Ein Mensch, ein Telefon und knisternde Stimmen am anderen Ende: Mehr braucht es nicht, um beim Publikum nervenzerreissende Spannung zu erzeugen.
Den Beweis dazu erbrachte erstmals 1945 ein US-Hörspiel namens «Sorry Wrong Number», bei der eine verwöhnte junge New Yorkerin zufällig am Telefon einen Mordkomplott mithört. In den letzten Jahren waren es Ryan Reynolds ( «Buried» ) oder Tom Hardy ( «Locke» ), die jeweils einen Spielfilm am Handy verbachten.
Brandneu ist das Konzept also nicht, auf dass sich der dänische Thriller «The Guilty» stützt: Der ganze Film spielt sich in Echtzeit in der Notfallzentrale von Kopenhagen ab.
Dort wird Polizist Asger (Jakob Cedergren) von einer entführten Frau kontaktiert. Mit Headset am Ohr und ausschliesslich von seinem Arbeitsplatz aus versucht Asger, die immer kompliziertere Lage zu entschärfen.
Spannend bis zum Schluss
Das Drehbuch von «The Guilty» stammt aus der Feder von zwei Abgängern der dänischen Filmschule. Man merkt dem Film an, wie sorgfältig sie an ihrem Skript gefeilt haben.
Der Plot ist straff gehalten und mustergültig strukturiert: Das Heranführen an die Hauptfigur erledigt sich durch wenige Telefongespräche in den ersten Minuten des Films.
Als Asger dann den entscheidenden Anruf aus dem Entführungswagen entgegennimmt, weiss das Publikum schon ziemlich genau, mit wem es da im Boot sitzt.

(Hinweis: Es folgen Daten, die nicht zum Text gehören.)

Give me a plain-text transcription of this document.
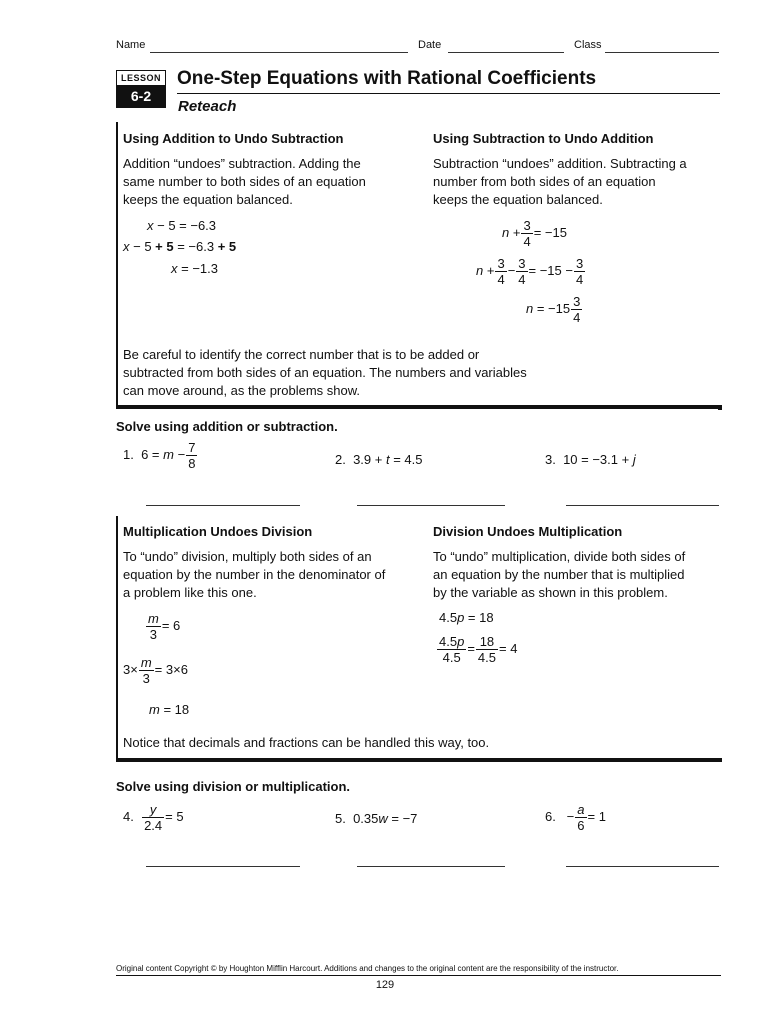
Name	Date	Class
LESSON
6-2
One-Step Equations with Rational Coefficients
Reteach
Using Addition to Undo Subtraction
Addition “undoes” subtraction. Adding the
same number to both sides of an equation
keeps the equation balanced.
x − 5 = −6.3
x − 5 + 5 = −6.3 + 5
x = −1.3
Using Subtraction to Undo Addition
Subtraction “undoes” addition. Subtracting a
number from both sides of an equation
keeps the equation balanced.
$n + \frac{3}{4} = -15$
$n + \frac{3}{4} - \frac{3}{4} = -15 - \frac{3}{4}$
$n = -15 \frac{3}{4}$
Be careful to identify the correct number that is to be added or
subtracted from both sides of an equation. The numbers and variables
can move around, as the problems show.
Solve using addition or subtraction.
1.  $6 = m - \frac{7}{8}$	2.  3.9 + t = 4.5	3.  10 = −3.1 + j
Multiplication Undoes Division
To “undo” division, multiply both sides of an
equation by the number in the denominator of
a problem like this one.
$\frac{m}{3} = 6$
$3\times \frac{m}{3} = 3\times 6$
m = 18
Division Undoes Multiplication
To “undo” multiplication, divide both sides of
an equation by the number that is multiplied
by the variable as shown in this problem.
4.5p = 18
$\frac{4.5p}{4.5} = \frac{18}{4.5} = 4$
Notice that decimals and fractions can be handled this way, too.
Solve using division or multiplication.
4. $\frac{y}{2.4} = 5$	5.  0.35w = −7	6.   − $\frac{a}{6} = 1$
Original content Copyright © by Houghton Mifflin Harcourt. Additions and changes to the original content are the responsibility of the instructor.
129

Im Kino wischt man sich vor lauter Spannung den Handschweiss an den Sitzlehnen ab, man fiebert und rätselt mit dem Polizisten Asger mit, und hofft, dass es am Schluss nicht zur Katastrophe kommt. Da man die Telefonzentrale nie verlässt, spielt sich dabei das Schlimmste im Kopf der Zuschauer ab.
Mehr noch aber als diese ganzen technischen Raffinessen zählt, dass Asger ein vielschichtiger Charakter ist: Ein Mann mit Schattenseiten und Schuldgefühlen, der im Verlauf des hektischen Geschehens eine emotionale Wandlung durchmacht.
Denn das ist «The Guilty» letztendlich auch: Ein moralisches und menschliches Drama über Schuldgefühle.
Gleichzeitig ist die Spannung perfekt inszeniert, Jakob Cedergren spielt hervorragend, und so bleibt der Film aufregend und unberechenbar bis in seine letzten Einstellungen hinein.
«The Guilty» ist ein Film, der mit seinem Publikum das macht, was gute Krimis machen: Er manipuliert es nach Strich und Faden, aber er verkauft es nicht für dumm.